Zone Exercises can be done at any time. Working on the concept of Chi energy, the faster you move, the slower the Chi energy moves and the slower you move, the faster the Chi energy moves. If you’re feeling tired or sluggish and have no time for a nap, perform some Zone Exercises and feel your energy levels increase. Alternatively if you’re wired and stressed at the end of the day, notice how Zone Exercises calm the body and the mind allowing for better relaxation and a great night’s sleep.
Zone Exercises can help with digestion too – they can be done on a full stomach. If you’re not sure how fast to perform the movements, try doing them after you’ve eaten. If your digestion feels compromised, you’re probably moving too fast, if you’re doing them at the correct pace, your digestion will be improved.

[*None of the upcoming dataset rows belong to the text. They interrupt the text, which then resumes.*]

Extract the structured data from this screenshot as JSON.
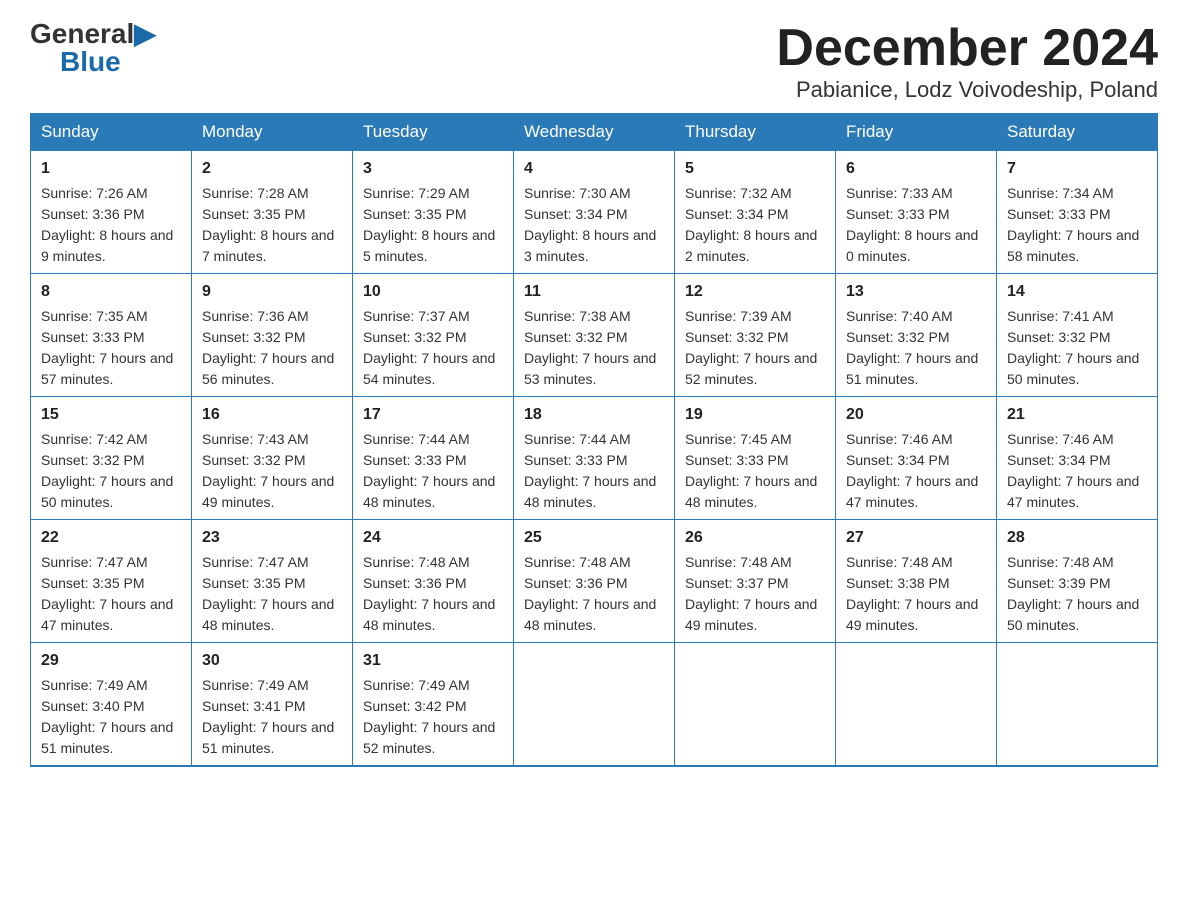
{
  "logo": {
    "general": "General",
    "blue": "Blue"
  },
  "title": "December 2024",
  "subtitle": "Pabianice, Lodz Voivodeship, Poland",
  "days": [
    "Sunday",
    "Monday",
    "Tuesday",
    "Wednesday",
    "Thursday",
    "Friday",
    "Saturday"
  ],
  "weeks": [
    [
      {
        "num": "1",
        "sunrise": "7:26 AM",
        "sunset": "3:36 PM",
        "daylight": "8 hours and 9 minutes."
      },
      {
        "num": "2",
        "sunrise": "7:28 AM",
        "sunset": "3:35 PM",
        "daylight": "8 hours and 7 minutes."
      },
      {
        "num": "3",
        "sunrise": "7:29 AM",
        "sunset": "3:35 PM",
        "daylight": "8 hours and 5 minutes."
      },
      {
        "num": "4",
        "sunrise": "7:30 AM",
        "sunset": "3:34 PM",
        "daylight": "8 hours and 3 minutes."
      },
      {
        "num": "5",
        "sunrise": "7:32 AM",
        "sunset": "3:34 PM",
        "daylight": "8 hours and 2 minutes."
      },
      {
        "num": "6",
        "sunrise": "7:33 AM",
        "sunset": "3:33 PM",
        "daylight": "8 hours and 0 minutes."
      },
      {
        "num": "7",
        "sunrise": "7:34 AM",
        "sunset": "3:33 PM",
        "daylight": "7 hours and 58 minutes."
      }
    ],
    [
      {
        "num": "8",
        "sunrise": "7:35 AM",
        "sunset": "3:33 PM",
        "daylight": "7 hours and 57 minutes."
      },
      {
        "num": "9",
        "sunrise": "7:36 AM",
        "sunset": "3:32 PM",
        "daylight": "7 hours and 56 minutes."
      },
      {
        "num": "10",
        "sunrise": "7:37 AM",
        "sunset": "3:32 PM",
        "daylight": "7 hours and 54 minutes."
      },
      {
        "num": "11",
        "sunrise": "7:38 AM",
        "sunset": "3:32 PM",
        "daylight": "7 hours and 53 minutes."
      },
      {
        "num": "12",
        "sunrise": "7:39 AM",
        "sunset": "3:32 PM",
        "daylight": "7 hours and 52 minutes."
      },
      {
        "num": "13",
        "sunrise": "7:40 AM",
        "sunset": "3:32 PM",
        "daylight": "7 hours and 51 minutes."
      },
      {
        "num": "14",
        "sunrise": "7:41 AM",
        "sunset": "3:32 PM",
        "daylight": "7 hours and 50 minutes."
      }
    ],
    [
      {
        "num": "15",
        "sunrise": "7:42 AM",
        "sunset": "3:32 PM",
        "daylight": "7 hours and 50 minutes."
      },
      {
        "num": "16",
        "sunrise": "7:43 AM",
        "sunset": "3:32 PM",
        "daylight": "7 hours and 49 minutes."
      },
      {
        "num": "17",
        "sunrise": "7:44 AM",
        "sunset": "3:33 PM",
        "daylight": "7 hours and 48 minutes."
      },
      {
        "num": "18",
        "sunrise": "7:44 AM",
        "sunset": "3:33 PM",
        "daylight": "7 hours and 48 minutes."
      },
      {
        "num": "19",
        "sunrise": "7:45 AM",
        "sunset": "3:33 PM",
        "daylight": "7 hours and 48 minutes."
      },
      {
        "num": "20",
        "sunrise": "7:46 AM",
        "sunset": "3:34 PM",
        "daylight": "7 hours and 47 minutes."
      },
      {
        "num": "21",
        "sunrise": "7:46 AM",
        "sunset": "3:34 PM",
        "daylight": "7 hours and 47 minutes."
      }
    ],
    [
      {
        "num": "22",
        "sunrise": "7:47 AM",
        "sunset": "3:35 PM",
        "daylight": "7 hours and 47 minutes."
      },
      {
        "num": "23",
        "sunrise": "7:47 AM",
        "sunset": "3:35 PM",
        "daylight": "7 hours and 48 minutes."
      },
      {
        "num": "24",
        "sunrise": "7:48 AM",
        "sunset": "3:36 PM",
        "daylight": "7 hours and 48 minutes."
      },
      {
        "num": "25",
        "sunrise": "7:48 AM",
        "sunset": "3:36 PM",
        "daylight": "7 hours and 48 minutes."
      },
      {
        "num": "26",
        "sunrise": "7:48 AM",
        "sunset": "3:37 PM",
        "daylight": "7 hours and 49 minutes."
      },
      {
        "num": "27",
        "sunrise": "7:48 AM",
        "sunset": "3:38 PM",
        "daylight": "7 hours and 49 minutes."
      },
      {
        "num": "28",
        "sunrise": "7:48 AM",
        "sunset": "3:39 PM",
        "daylight": "7 hours and 50 minutes."
      }
    ],
    [
      {
        "num": "29",
        "sunrise": "7:49 AM",
        "sunset": "3:40 PM",
        "daylight": "7 hours and 51 minutes."
      },
      {
        "num": "30",
        "sunrise": "7:49 AM",
        "sunset": "3:41 PM",
        "daylight": "7 hours and 51 minutes."
      },
      {
        "num": "31",
        "sunrise": "7:49 AM",
        "sunset": "3:42 PM",
        "daylight": "7 hours and 52 minutes."
      },
      null,
      null,
      null,
      null
    ]
  ]
}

When performing Zone Exercises a key ingredient is the speed and nature of your breathing. Rather than shallow chest and mouth breathing, Zone Exercises should be performed with Deep Diaphragmatic Breaths. Whether you choose to call them diaphragmatic breaths, abdominal breathing, belly breathing or deep breathing, the correct technique is to breathe in through the nose, expand your belly and allow your diaphragm to move down creating more room for the lungs to expand, rather than breathing only through the chest and mouth.
To Practise Diaphragmatic Breathing:
• Sit or lie comfortably
• Place one hand on your chest and one on your stomach
• Slowly inhale through your nose or through pursed lips (to slow down the intake of breath)
• As you inhale, push your belly/stomach out and feel your stomach expand as your hand moves out
• Slowly exhale through pursed lips to regulate the release of air while squeezing your stomach
• Rest and repeat
So if you find you’re cramming too much into your day, have no energy to do the things you love to do or find it hard to unwind at the end of the day, take a few minutes to perform some Zone Exercises and experience a return of energy and vitality through breathing and gentle movement.